Michael Lewis diagnosing political insanity as only he can:
1) To the political process all big numbers look alike; above a certain number the money becomes purely symbolic. The general public has no ability to feel the relative weight of 173 billion and 165 million. You can generate as much political action and public anger over millions as you can over billions. Maybe more: the larger the number the more abstract it becomes and, therefore, the easier to ignore. (The trillions we owe foreigners, for example.)

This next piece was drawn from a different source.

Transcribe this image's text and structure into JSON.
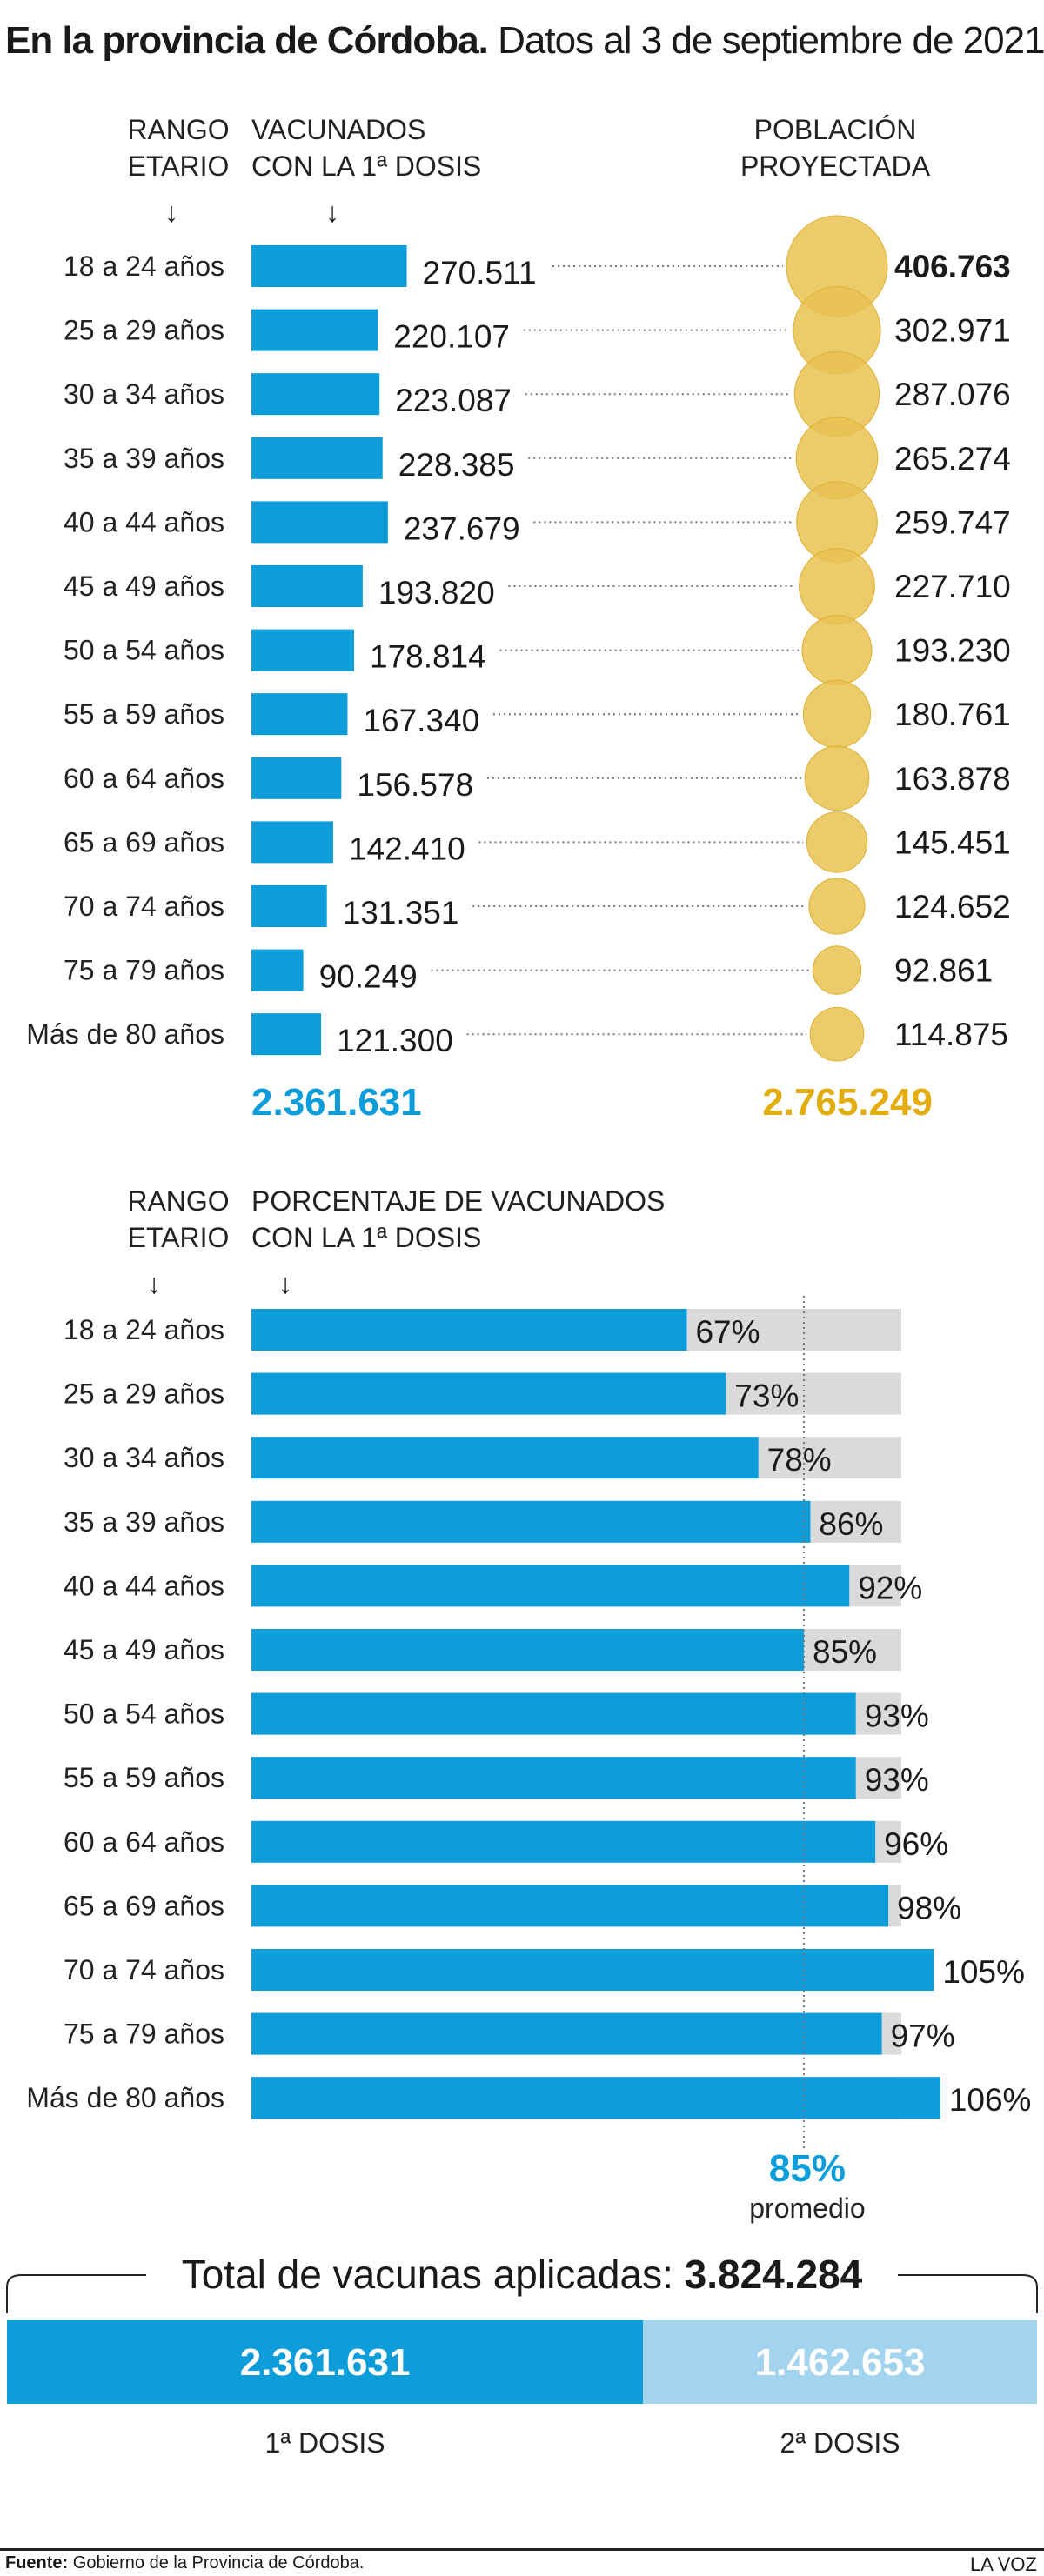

2) As the financial crisis has evolved its moral has been simplified, grotesquely. In the beginning this crisis was messy. Wall Street financiers behaved horribly but so did ordinary Americans. Millions of people borrowed money they shouldn’t have borrowed and, not, typically, because they were duped or defrauded but because they were covetous and greedy: they wanted to own stuff they hadn’t earned the right to buy.
On the Line
But now that taxpayer money is on the line the story has changed: innocent taxpayers are now being exploited by horrible Wall Street financiers. The guy who defaulted on mortgages on his six spec houses in the Nevada desert has turned himself into the citizen enraged by the bonuses paid to the AIG employees trying to sort out the mess caused by his defaults.

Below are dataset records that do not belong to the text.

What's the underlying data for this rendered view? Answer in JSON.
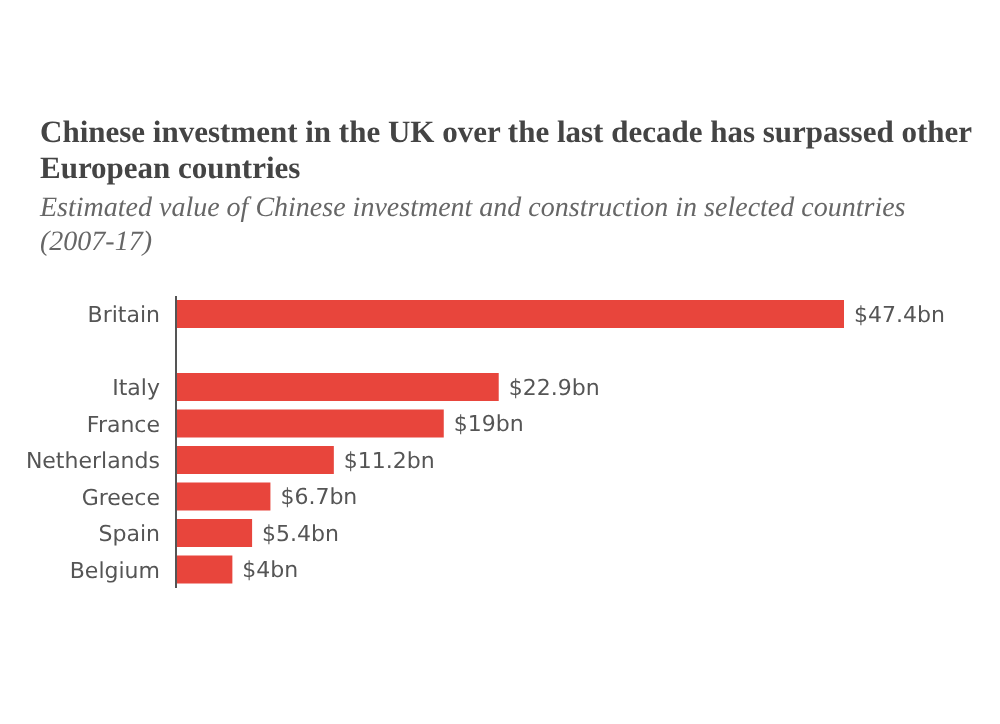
{
  "chart_data": {
    "type": "bar",
    "orientation": "horizontal",
    "title": "Chinese investment in the UK over the last decade has surpassed other European countries",
    "subtitle": "Estimated value of Chinese investment and construction in selected countries (2007-17)",
    "categories": [
      "Britain",
      null,
      "Italy",
      "France",
      "Netherlands",
      "Greece",
      "Spain",
      "Belgium"
    ],
    "values": [
      47.4,
      null,
      22.9,
      19,
      11.2,
      6.7,
      5.4,
      4
    ],
    "value_labels": [
      "$47.4bn",
      null,
      "$22.9bn",
      "$19bn",
      "$11.2bn",
      "$6.7bn",
      "$5.4bn",
      "$4bn"
    ],
    "color": "#e8453c"
  }
}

3) The complexity of the issues at the heart of the crisis paralyzes the political processes’ ability to deal with them intelligently. I have no doubt that, by the time this saga ends, we will all know what happened to every penny of that $165 million in bonuses and each have our opinion of the morality of it.
I doubt seriously we will ever understand the morality of the $173 billion payment that is the far more serious issue. For instance, Goldman Sachs, which received about 8 percent of the pile, or $13 billion, has claimed publicly that the money was, to them, a matter of indifference, as Goldman had hedged itself against a possible collapse of AIG — by making bets against AIG.